Lucas sonhou com o pai de sua amiga Andreia. Não falava com ela há mais de um ano, e com o coroa, há uns dez, mas coube a ele, não a ela, o protagonismo. Os detalhes iam se apagando, era geralmente o que acontecia quando acordava, mas ficaram três cenários/situações.
Para começar, o local. Era enorme, cheio de aposentos, talvez um hotel. O segundo cenário era uma grande sala, onde ele e Godofredo, o pai de Andreia, participavam de um jantar formal.
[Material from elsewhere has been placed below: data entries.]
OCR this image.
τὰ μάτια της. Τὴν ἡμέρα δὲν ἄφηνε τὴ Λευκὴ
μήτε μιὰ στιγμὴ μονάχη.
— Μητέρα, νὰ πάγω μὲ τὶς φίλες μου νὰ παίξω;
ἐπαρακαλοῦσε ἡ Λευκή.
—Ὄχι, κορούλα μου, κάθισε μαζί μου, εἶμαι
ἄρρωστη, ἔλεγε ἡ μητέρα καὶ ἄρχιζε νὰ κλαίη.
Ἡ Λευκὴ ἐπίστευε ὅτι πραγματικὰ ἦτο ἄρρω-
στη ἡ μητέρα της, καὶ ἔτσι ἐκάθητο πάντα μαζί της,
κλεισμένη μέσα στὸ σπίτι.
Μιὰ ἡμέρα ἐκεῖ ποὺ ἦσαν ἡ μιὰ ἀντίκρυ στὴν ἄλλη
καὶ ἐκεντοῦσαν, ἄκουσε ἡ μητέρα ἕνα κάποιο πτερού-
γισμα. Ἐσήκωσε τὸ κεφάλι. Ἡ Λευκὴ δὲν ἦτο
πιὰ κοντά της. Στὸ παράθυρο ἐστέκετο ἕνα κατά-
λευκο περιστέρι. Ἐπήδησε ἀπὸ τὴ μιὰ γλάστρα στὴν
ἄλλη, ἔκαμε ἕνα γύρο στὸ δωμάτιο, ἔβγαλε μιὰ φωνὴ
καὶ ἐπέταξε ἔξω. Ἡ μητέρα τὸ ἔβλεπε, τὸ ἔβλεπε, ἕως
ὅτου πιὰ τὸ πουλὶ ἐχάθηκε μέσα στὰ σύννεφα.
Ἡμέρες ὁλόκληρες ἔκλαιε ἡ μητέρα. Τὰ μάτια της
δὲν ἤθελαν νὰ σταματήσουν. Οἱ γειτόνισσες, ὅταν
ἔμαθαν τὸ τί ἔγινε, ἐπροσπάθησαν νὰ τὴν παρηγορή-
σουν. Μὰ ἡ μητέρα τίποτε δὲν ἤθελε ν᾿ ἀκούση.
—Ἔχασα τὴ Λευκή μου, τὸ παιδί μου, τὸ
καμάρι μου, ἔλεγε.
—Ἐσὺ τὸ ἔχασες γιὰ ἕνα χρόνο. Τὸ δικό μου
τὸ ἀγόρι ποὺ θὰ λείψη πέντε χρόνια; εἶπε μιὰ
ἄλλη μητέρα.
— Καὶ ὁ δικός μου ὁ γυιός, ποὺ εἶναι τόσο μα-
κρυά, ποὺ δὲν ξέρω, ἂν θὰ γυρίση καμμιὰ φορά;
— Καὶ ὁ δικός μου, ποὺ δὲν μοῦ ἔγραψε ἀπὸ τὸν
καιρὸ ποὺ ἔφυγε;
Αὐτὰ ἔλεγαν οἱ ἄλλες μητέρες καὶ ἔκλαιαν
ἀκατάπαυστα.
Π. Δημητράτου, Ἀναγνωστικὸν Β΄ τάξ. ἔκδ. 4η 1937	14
Lucas jamais ficava à vontade nessas ocasiões, traquejo social não era o seu forte, mas Godô (era assim que os amigos da filha o chamavam, pelas costas, claro) sabia exatamente qual talher usar com qual prato, qual vinho apenas provar, por não ser muito bom, coisas assim. Lucas estava tenso, enquanto Godô se mostrava feliz como um pinto no lixo, conversando sobre amenidades com os vizinhos de mesa.
“Malandrage oblige”, Lucas lembra-se de ter pensado no sonho, parafraseando Noblesse oblige. Boas maneiras são um recurso valioso para depenar os otários. Era o que Godô fazia: com a sua lábia, conseguia vender gelo aos esquimós e areia aos beduínos do deserto. Mas, quando um golpe falhava, a coisa ficava feia, a família mal tinha o que comer.
Lucas certa vez descrevera Godô como “homem papel higiênico” – ou tá no rolo ou tá na merda – e a imagem fora entusiasticamente compartilhada pelos amigos de Andreia.
O terceiro cenário/situação fora a despedida. Depois que ele abriu a porta, Godô o olhou nos olhos por um bom tempo, deu um sorriso contido e desapareceu. A imagem onírica era a da última vez em que o vira em carne e osso: um homem esguio, com um bigode fino, à David Niven, ator britânico, símbolo de elegância na Hollywood dos anos 1950-1960.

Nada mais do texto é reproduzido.